The resolution was approved Wednesday with 80 votes in favor, 17 against and one abstention. Trump’s security will be composed of 114 members of the U.S. Army and 454 members of the U.S. Air Force, who will remain in the country for 18 days with “military equipment, armament and two helicopters.”
Legislators of the Broad Front opposed the resolution arguing Peru’s Armed Forces are capable of providing security for the summit, including Trump’s security, while one of its legislators, Maria Elena Foronda said the measure would show Peruvian Troops’ “insecurity”.
All legislators of the Alliance for Progress party and New Peru also voted against the resolution, demanding an explanation of the level of coordination between U.S. and Peru’s armed forces to authorize the entry of foreign troops.

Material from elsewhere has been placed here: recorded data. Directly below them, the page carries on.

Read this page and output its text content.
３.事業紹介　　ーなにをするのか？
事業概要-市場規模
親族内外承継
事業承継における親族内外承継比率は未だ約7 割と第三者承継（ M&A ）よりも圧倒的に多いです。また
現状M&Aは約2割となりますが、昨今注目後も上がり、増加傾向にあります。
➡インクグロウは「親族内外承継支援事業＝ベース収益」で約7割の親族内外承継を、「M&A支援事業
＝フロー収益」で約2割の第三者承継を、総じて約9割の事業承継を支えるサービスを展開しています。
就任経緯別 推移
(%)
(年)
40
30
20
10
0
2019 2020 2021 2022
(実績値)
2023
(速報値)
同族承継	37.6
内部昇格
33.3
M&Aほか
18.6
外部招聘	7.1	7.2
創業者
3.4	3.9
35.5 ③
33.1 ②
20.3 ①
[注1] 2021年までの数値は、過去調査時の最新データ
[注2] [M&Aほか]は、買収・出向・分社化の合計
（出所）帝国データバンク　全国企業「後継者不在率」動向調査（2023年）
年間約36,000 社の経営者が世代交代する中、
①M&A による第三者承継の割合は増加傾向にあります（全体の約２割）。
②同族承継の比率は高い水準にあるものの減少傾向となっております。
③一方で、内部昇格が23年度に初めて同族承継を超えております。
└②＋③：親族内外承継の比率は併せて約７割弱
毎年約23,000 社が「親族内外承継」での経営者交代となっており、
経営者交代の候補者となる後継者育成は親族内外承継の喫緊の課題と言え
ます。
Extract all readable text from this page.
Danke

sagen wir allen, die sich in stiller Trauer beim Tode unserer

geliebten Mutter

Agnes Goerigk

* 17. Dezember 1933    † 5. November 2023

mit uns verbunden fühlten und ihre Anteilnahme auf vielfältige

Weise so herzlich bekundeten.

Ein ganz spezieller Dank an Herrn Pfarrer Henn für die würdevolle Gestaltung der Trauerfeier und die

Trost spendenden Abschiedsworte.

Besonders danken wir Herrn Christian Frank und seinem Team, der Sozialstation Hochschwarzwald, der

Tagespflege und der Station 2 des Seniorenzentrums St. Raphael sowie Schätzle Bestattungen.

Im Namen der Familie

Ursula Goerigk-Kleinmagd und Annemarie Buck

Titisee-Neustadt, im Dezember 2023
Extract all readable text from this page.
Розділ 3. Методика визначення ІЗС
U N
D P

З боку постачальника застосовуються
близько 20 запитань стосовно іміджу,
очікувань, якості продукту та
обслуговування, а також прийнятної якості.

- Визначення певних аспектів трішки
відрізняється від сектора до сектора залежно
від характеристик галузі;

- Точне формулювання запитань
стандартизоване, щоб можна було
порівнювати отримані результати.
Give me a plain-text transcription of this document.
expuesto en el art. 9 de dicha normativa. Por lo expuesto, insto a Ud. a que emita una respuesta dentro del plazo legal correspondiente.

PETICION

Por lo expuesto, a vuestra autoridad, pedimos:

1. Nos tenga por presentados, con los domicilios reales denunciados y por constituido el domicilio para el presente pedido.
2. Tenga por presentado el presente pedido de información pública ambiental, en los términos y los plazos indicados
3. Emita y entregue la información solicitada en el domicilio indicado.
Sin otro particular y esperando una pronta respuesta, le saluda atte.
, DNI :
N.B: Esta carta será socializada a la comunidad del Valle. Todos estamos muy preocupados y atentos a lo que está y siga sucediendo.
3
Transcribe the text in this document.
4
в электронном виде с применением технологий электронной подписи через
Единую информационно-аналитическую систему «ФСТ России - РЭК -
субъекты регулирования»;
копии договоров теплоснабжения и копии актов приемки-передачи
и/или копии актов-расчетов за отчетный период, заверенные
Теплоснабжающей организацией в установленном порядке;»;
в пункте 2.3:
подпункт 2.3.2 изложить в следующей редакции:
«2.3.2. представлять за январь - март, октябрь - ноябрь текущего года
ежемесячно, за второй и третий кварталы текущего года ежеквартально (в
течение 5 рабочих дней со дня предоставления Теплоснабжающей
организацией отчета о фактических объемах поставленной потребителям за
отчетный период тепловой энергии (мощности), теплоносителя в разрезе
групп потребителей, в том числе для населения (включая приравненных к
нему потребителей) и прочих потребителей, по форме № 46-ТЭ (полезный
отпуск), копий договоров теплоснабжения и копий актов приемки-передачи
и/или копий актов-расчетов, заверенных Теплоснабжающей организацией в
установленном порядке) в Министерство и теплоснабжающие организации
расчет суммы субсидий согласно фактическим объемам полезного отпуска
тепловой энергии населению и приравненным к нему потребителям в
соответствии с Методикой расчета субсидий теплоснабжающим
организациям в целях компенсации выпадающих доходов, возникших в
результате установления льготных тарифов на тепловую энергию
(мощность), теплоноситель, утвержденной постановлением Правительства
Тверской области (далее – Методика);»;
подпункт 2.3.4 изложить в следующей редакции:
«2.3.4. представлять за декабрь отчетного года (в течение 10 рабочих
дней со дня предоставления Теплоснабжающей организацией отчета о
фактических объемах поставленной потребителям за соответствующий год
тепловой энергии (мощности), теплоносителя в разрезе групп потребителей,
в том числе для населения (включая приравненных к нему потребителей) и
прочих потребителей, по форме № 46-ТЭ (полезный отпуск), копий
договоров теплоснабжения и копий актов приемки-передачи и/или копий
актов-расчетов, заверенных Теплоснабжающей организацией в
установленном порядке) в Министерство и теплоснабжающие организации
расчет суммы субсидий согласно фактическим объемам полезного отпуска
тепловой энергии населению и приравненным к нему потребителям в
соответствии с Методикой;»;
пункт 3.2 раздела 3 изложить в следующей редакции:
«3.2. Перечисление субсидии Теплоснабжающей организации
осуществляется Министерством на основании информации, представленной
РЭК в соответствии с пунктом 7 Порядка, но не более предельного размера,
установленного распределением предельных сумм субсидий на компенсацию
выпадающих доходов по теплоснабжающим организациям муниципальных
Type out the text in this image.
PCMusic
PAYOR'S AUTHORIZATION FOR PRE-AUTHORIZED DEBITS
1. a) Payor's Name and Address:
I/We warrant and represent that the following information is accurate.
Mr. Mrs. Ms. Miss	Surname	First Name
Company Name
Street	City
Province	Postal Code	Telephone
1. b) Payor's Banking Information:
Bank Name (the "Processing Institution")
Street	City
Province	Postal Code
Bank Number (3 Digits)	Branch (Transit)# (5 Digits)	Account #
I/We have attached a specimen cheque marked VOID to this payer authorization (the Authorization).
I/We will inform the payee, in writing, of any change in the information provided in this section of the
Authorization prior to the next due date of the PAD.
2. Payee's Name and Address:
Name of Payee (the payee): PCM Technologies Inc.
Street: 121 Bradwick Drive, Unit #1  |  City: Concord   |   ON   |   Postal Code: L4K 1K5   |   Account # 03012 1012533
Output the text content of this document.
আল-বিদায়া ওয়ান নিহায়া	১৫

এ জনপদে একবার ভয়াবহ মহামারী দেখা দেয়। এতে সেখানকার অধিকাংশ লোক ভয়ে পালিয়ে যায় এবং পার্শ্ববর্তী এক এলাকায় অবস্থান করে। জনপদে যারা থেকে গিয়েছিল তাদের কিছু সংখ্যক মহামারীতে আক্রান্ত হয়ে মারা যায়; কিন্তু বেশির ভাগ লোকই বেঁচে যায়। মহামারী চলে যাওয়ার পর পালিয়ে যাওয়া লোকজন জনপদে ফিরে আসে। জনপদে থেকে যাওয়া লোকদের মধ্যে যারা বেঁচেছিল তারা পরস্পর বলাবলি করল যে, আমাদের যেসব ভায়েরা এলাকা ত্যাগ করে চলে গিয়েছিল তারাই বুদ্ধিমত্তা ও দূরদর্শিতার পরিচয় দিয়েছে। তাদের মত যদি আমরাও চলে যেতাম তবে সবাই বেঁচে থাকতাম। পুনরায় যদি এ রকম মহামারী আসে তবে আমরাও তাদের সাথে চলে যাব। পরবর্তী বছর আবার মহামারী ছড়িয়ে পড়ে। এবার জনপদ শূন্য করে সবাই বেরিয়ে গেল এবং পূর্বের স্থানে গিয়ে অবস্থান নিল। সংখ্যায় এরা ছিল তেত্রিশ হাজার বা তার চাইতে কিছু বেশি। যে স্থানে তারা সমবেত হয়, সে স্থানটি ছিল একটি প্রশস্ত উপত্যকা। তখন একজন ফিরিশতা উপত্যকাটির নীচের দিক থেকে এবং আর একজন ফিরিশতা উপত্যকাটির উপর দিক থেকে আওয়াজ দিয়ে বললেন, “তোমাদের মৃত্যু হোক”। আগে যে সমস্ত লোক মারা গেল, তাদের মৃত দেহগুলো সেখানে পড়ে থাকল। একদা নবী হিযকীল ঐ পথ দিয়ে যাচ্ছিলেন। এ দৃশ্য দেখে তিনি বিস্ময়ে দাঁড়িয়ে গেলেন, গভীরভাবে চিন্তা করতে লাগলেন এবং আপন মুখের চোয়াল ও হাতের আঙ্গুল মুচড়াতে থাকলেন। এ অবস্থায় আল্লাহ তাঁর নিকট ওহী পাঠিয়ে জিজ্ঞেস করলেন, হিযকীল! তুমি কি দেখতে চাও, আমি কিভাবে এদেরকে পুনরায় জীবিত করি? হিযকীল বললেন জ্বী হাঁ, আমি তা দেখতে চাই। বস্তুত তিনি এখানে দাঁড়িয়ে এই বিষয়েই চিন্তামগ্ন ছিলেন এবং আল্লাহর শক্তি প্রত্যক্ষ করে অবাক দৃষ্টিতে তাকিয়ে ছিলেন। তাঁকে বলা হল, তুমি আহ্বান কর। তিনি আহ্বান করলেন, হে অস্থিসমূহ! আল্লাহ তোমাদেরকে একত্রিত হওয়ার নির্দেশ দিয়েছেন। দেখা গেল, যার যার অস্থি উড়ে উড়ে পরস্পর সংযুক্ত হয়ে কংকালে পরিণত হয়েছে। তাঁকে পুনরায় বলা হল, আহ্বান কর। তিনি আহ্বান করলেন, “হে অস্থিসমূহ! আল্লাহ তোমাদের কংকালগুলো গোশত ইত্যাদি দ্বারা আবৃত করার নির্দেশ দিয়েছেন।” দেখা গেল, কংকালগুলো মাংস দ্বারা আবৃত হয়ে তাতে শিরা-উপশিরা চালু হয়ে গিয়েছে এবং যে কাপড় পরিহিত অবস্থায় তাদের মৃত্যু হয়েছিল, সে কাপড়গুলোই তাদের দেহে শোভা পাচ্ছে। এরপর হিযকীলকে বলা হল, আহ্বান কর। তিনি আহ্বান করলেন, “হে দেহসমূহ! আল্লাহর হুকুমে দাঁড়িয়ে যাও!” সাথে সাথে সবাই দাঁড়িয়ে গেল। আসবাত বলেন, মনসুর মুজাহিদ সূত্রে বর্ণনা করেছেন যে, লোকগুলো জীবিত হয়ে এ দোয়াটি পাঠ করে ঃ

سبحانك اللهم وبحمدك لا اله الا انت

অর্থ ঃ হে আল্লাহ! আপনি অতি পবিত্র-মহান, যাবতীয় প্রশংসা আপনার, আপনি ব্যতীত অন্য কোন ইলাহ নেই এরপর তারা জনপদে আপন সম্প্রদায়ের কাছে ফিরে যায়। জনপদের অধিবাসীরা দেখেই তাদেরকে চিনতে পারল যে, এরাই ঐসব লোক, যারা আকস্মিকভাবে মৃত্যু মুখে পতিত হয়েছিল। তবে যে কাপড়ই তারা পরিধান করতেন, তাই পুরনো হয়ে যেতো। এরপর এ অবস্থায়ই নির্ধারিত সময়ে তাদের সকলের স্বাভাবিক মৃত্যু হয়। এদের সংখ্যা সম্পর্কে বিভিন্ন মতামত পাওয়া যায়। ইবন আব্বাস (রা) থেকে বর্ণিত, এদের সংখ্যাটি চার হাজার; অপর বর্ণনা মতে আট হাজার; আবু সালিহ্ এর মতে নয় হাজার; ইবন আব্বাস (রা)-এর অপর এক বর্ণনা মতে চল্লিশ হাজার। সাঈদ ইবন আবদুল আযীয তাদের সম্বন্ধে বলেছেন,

Despite opposition from three legislative blocs, support from the fujimorista party Popular Force and the ruling party Peruvian for Change was sufficient to approve the resolution. Several lawmakers from these two blocs justified their vote arguing the measure “does not yield sovereignty.”
Venezuela, founding member of the Organization of American States, has been banned from participating after former President Pedro Pablo Kuczynski, who was recently forced to resign due to his involvement in corruption scandals, announced President Nicolas Maduro would not be welcomed.
The announcement generated criticism by the governments of Ecuador, Uruguay, Cuba, Bolivia, Antigua and Barbuda, and Nicaragua. Peru’s new government, led by President Martin Vizcarra confirmed Wednesday Venezuela remains uninvited to the Summit.